Are there certain mandates for the church as a whole? I would assume that a common answer would be the Great Commission, but what sets that apart from any other command, such as “love your enemies” as being corporate and not individual? Or should we say that all commands are corporate? I wonder if we need to be thinking in terms of application that is personal (I am responsible to obey this command) but not individualized (I do not do this separately from other gifted members of the Body, without the oversight of the God-ordained leaders of the Body). I fear that we are making a false distinction between Christians and the Church (as in laity and clergy) when we are simply trying to preserve the kind of priorities exemplified in Acts 6. Thus, in making the statement, “It’s not the church’s responsibility to do evangelism,” some mean to say, “It’s not the pastor’s job to evangelize; it’s everyone’s responsibility” while I would want to say, “It is the church’s responsibility to do evangelism” and mean "We all are to be doing evangelism, and God means for us to do it as the Church." So if we develop programs to do mercy ministry, we will have to think of them the same way we should think of evangelism, discipleship, Sunday School, or fellowship programs: they are legitimate, but they have limitations. They are practical means by which the leadership is trying to help everyone get active and intentional in these areas, but they do not function automatically or comprehensively. We all have to do it, and be engaged for the right reasons, from the heart, for the glory of God.

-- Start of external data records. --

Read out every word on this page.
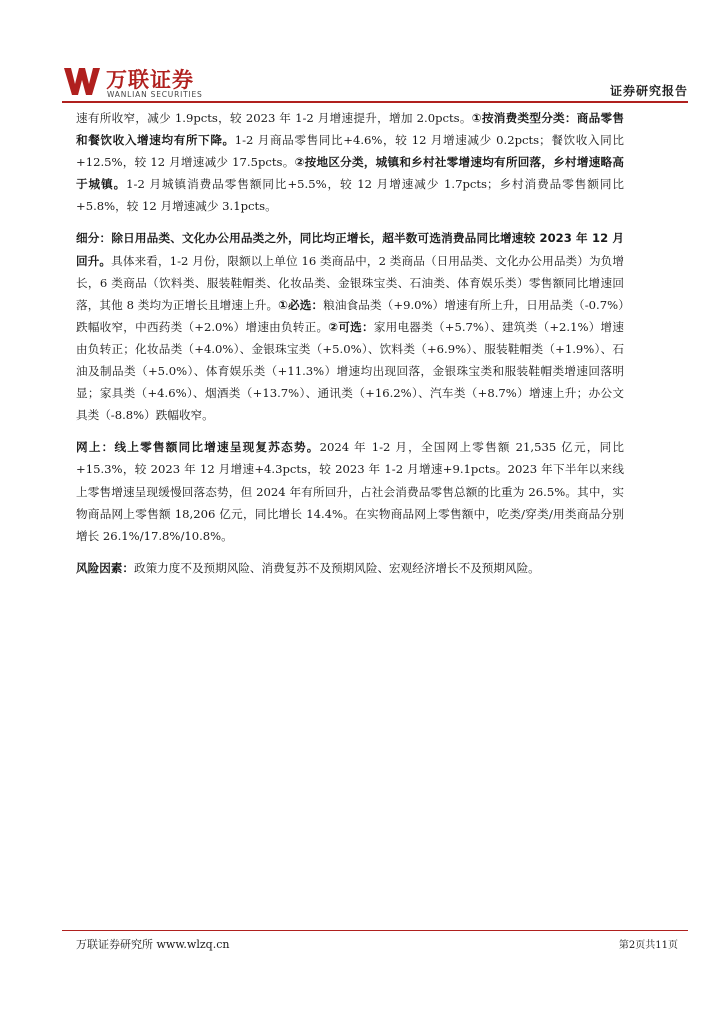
万联证券
WANLIAN SECURITIES	证券研究报告

速有所收窄，减少 1.9pcts，较 2023 年 1-2 月增速提升，增加 2.0pcts。①按消费类型分类：商品零售和餐饮收入增速均有所下降。1-2 月商品零售同比+4.6%，较 12 月增速减少 0.2pcts；餐饮收入同比+12.5%，较 12 月增速减少 17.5pcts。②按地区分类，城镇和乡村社零增速均有所回落，乡村增速略高于城镇。1-2 月城镇消费品零售额同比+5.5%，较 12 月增速减少 1.7pcts；乡村消费品零售额同比+5.8%，较 12 月增速减少 3.1pcts。

细分：除日用品类、文化办公用品类之外，同比均正增长，超半数可选消费品同比增速较 2023 年 12 月回升。具体来看，1-2 月份，限额以上单位 16 类商品中，2 类商品（日用品类、文化办公用品类）为负增长，6 类商品（饮料类、服装鞋帽类、化妆品类、金银珠宝类、石油类、体育娱乐类）零售额同比增速回落，其他 8 类均为正增长且增速上升。①必选：粮油食品类（+9.0%）增速有所上升，日用品类（-0.7%）跌幅收窄，中西药类（+2.0%）增速由负转正。②可选：家用电器类（+5.7%）、建筑类（+2.1%）增速由负转正；化妆品类（+4.0%）、金银珠宝类（+5.0%）、饮料类（+6.9%）、服装鞋帽类（+1.9%）、石油及制品类（+5.0%）、体育娱乐类（+11.3%）增速均出现回落，金银珠宝类和服装鞋帽类增速回落明显；家具类（+4.6%）、烟酒类（+13.7%）、通讯类（+16.2%）、汽车类（+8.7%）增速上升；办公文具类（-8.8%）跌幅收窄。

网上：线上零售额同比增速呈现复苏态势。2024 年 1-2 月，全国网上零售额 21,535 亿元，同比+15.3%，较 2023 年 12 月增速+4.3pcts，较 2023 年 1-2 月增速+9.1pcts。2023 年下半年以来线上零售增速呈现缓慢回落态势，但 2024 年有所回升，占社会消费品零售总额的比重为 26.5%。其中，实物商品网上零售额 18,206 亿元，同比增长 14.4%。在实物商品网上零售额中，吃类/穿类/用类商品分别增长 26.1%/17.8%/10.8%。

风险因素：政策力度不及预期风险、消费复苏不及预期风险、宏观经济增长不及预期风险。

万联证券研究所 www.wlzq.cn	第2页共11页
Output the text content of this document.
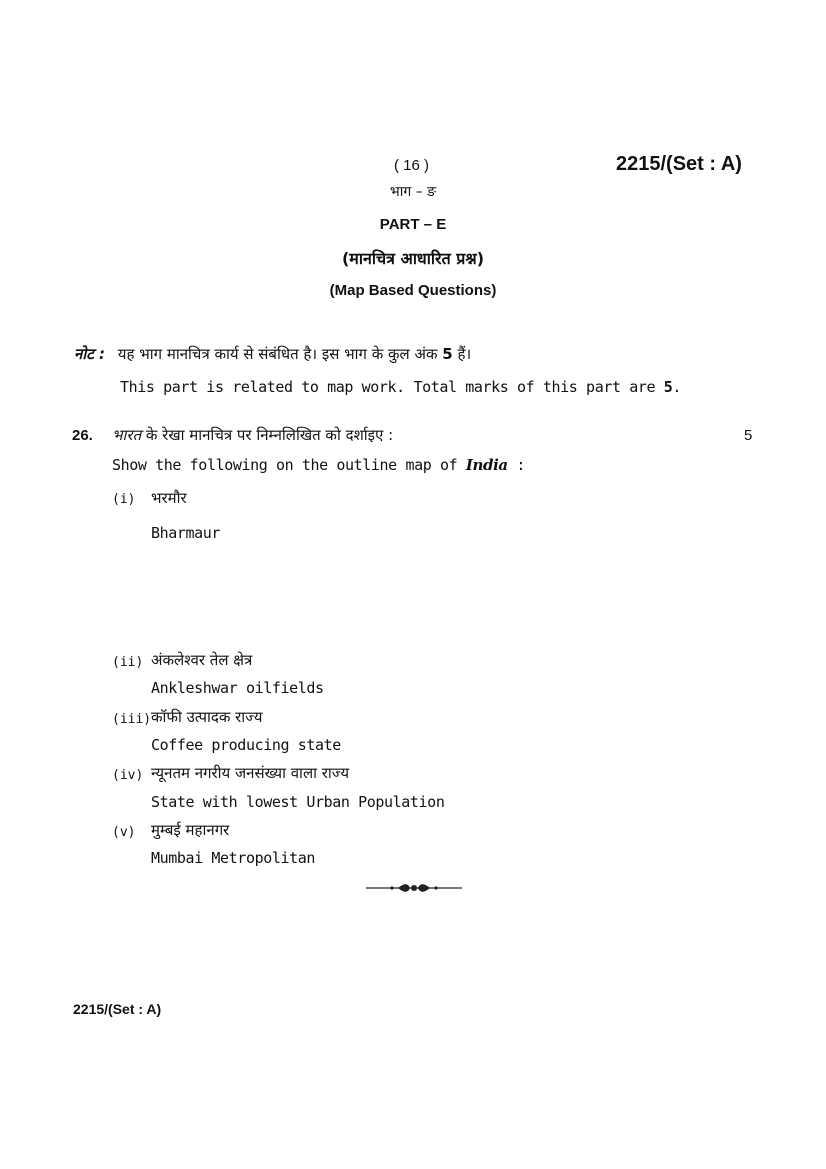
( 16 )	2215/(Set : A)
भाग – ङ
PART – E
(मानचित्र आधारित प्रश्न)
(Map Based Questions)
नोट : यह भाग मानचित्र कार्य से संबंधित है। इस भाग के कुल अंक 5 हैं।
This part is related to map work. Total marks of this part are 5.
26. भारत के रेखा मानचित्र पर निम्नलिखित को दर्शाइए :	5
Show the following on the outline map of India :
(i) भरमौर
Bharmaur
(ii) अंकलेश्वर तेल क्षेत्र
Ankleshwar oilfields
(iii) कॉफी उत्पादक राज्य
Coffee producing state
(iv) न्यूनतम नगरीय जनसंख्या वाला राज्य
State with lowest Urban Population
(v) मुम्बई महानगर
Mumbai Metropolitan
2215/(Set : A)
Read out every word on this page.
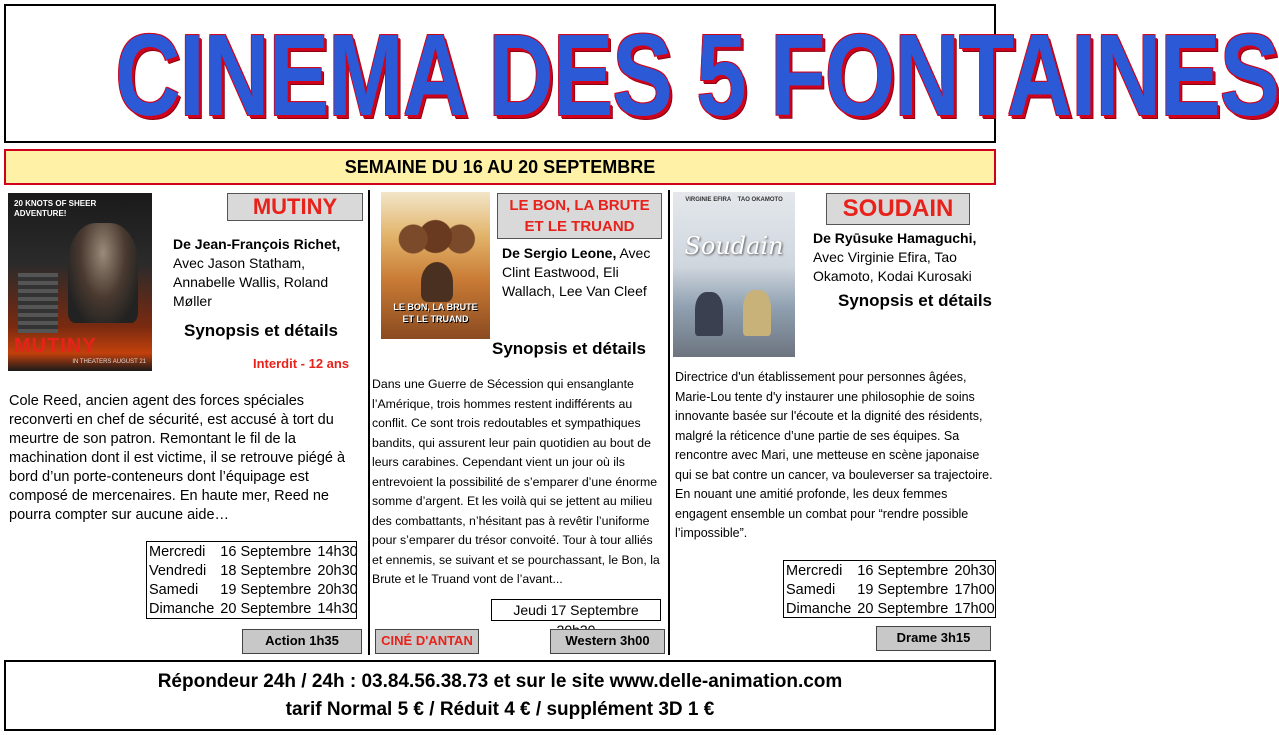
CINEMA DES 5 FONTAINES
SEMAINE DU 16 AU 20 SEPTEMBRE
20 KNOTS OF SHEER ADVENTURE!
MUTINY
IN THEATERS AUGUST 21
MUTINY
De Jean-François Richet, Avec Jason Statham, Annabelle Wallis, Roland Møller
Synopsis et détails
Interdit - 12 ans
Cole Reed, ancien agent des forces spéciales reconverti en chef de sécurité, est accusé à tort du meurtre de son patron. Remontant le fil de la machination dont il est victime, il se retrouve piégé à bord d’un porte-conteneurs dont l’équipage est composé de mercenaires. En haute mer, Reed ne pourra compter sur aucune aide…
Mercredi	16 Septembre	14h30
Vendredi	18 Septembre	20h30
Samedi	19 Septembre	20h30
Dimanche	20 Septembre	14h30
Action 1h35
LE BON, LA BRUTE
ET LE TRUAND
LE BON, LA BRUTE
ET LE TRUAND
De Sergio Leone, Avec Clint Eastwood, Eli Wallach, Lee Van Cleef
Synopsis et détails
Dans une Guerre de Sécession qui ensanglante l’Amérique, trois hommes restent indifférents au conflit. Ce sont trois redoutables et sympathiques bandits, qui assurent leur pain quotidien au bout de leurs carabines. Cependant vient un jour où ils entrevoient la possibilité de s’emparer d’une énorme somme d’argent. Et les voilà qui se jettent au milieu des combattants, n’hésitant pas à revêtir l’uniforme pour s’emparer du trésor convoité. Tour à tour alliés et ennemis, se suivant et se pourchassant, le Bon, la Brute et le Truand vont de l’avant...
Jeudi 17 Septembre
CINÉ D'ANTAN	Western 3h00
VIRGINIE EFIRA    TAO OKAMOTO
Soudain
SOUDAIN
De Ryūsuke Hamaguchi, Avec Virginie Efira, Tao Okamoto, Kodai Kurosaki
Synopsis et détails
Directrice d'un établissement pour personnes âgées, Marie-Lou tente d'y instaurer une philosophie de soins innovante basée sur l'écoute et la dignité des résidents, malgré la réticence d’une partie de ses équipes. Sa rencontre avec Mari, une metteuse en scène japonaise qui se bat contre un cancer, va bouleverser sa trajectoire. En nouant une amitié profonde, les deux femmes engagent ensemble un combat pour “rendre possible l’impossible”.
Mercredi	16 Septembre	20h30
Samedi	19 Septembre	17h00
Dimanche	20 Septembre	17h00
Drame 3h15
Répondeur 24h / 24h : 03.84.56.38.73 et sur le site www.delle-animation.com
tarif Normal 5 € / Réduit 4 € / supplément 3D 1 €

Thanks for letting me “think out loud” on your blog. I’m sure that the volume of my words is far more overwhelming than my arguments, so I’m not expecting you to respond to everything, nor will I count that as a personal “victory.” We’re in the same fight, on the same side.

Ben said...

Bruce,

Thanks for the lengthy thoughts. Interested in a guest article? I'm really wrestling through some of these things because I think they are going to be key points of questioning and potentially contention in fundamentalism and conservative evangelicalism in coming decades, perhaps in particular because of the influence of the right-wing conservatives in the Emerging movement. I appreciate your thoughts. There is much that resonates. I need to think more, plus classes just started again and things are a little crazy. Thanks again for the helpful insight.